The cat had come back from its lookout point and was twining back and forth between her swollen old ankles,
waowing
up at her in a voice even more rusty than its purr. When the old woman kicked out at him, Musty dodged agilely away . . . then immediately came back and started in again, looking up at her with moonstruck eyes and making those soft yowls.

Rhea kicked out at it again, this one just as ineffectual as the first one, then looked into the glass once more. The horse and its interesting young rider were gone. The rose light was gone, as well. It was now just a dead glass ball she held, its only light a reflection borrowed from the moon.

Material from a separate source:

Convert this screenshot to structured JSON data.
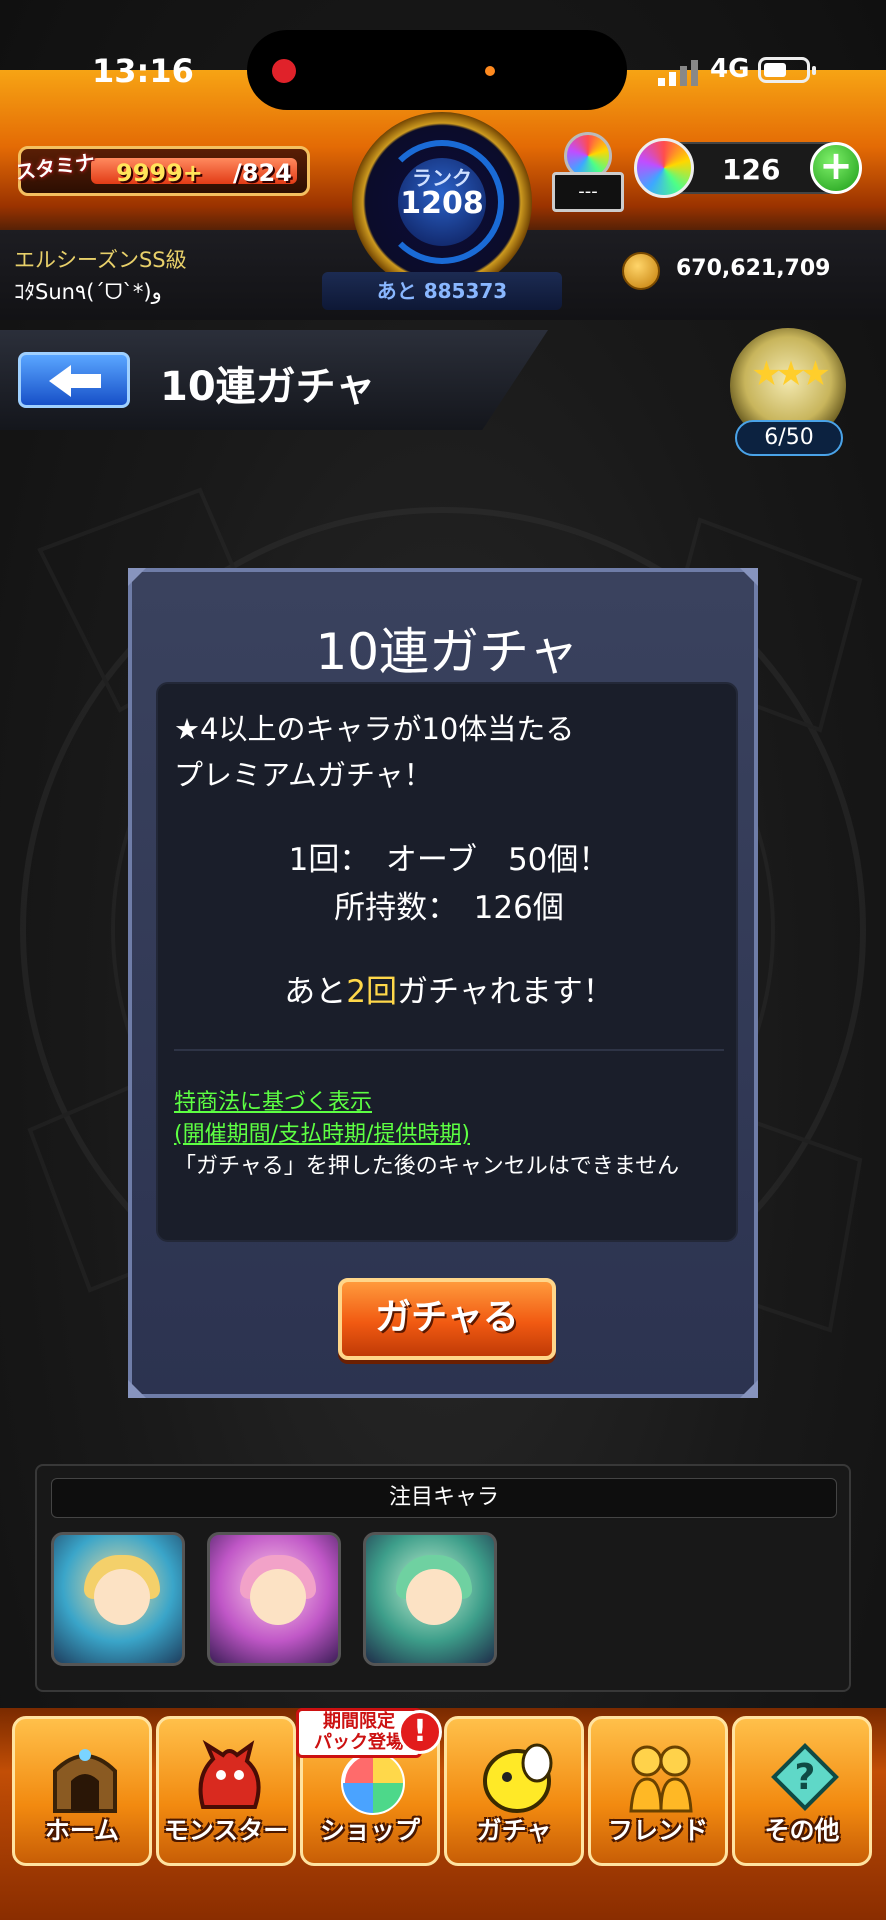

The wind gusted, pressing her dress against the ruination that was her body. Musty, undaunted by the feeble kicks of his mistress, darted forward and began to twine about her ankles again, crying up at her the whole time.

“There, do ye see what you’ve done, ye nasty bag of fleas and disease? The light’s gone out of it, gone out just when I—”

Then she heard a sound from the cart track which led up to her hut, and understood why Musty had been acting out. It was singing she heard. It was the
girl
she heard. The girl was early.

Grimacing horribly—she loathed being caught by surprise, and the little miss down there would pay for doing it—she bent and put the glass back in its box. The inside was lined with padded silk, and the ball fit as neatly as the breakfast egg in His Lordship’s cup. And still from down the hill (the cursed wind was wrong or she would have heard it sooner), the sound of the girl singing, now closer than ever:

“Love, o love, o careless love,
Can’t you see what careless love has done?”

“I’ll give’ee careless love, ye virgin bitch,” the old woman said. She could smell the sour reek of sweat from under her arms, but that other moisture had dried up again. “I’ll give ye payday for walking in early on old Rhea, so I will!”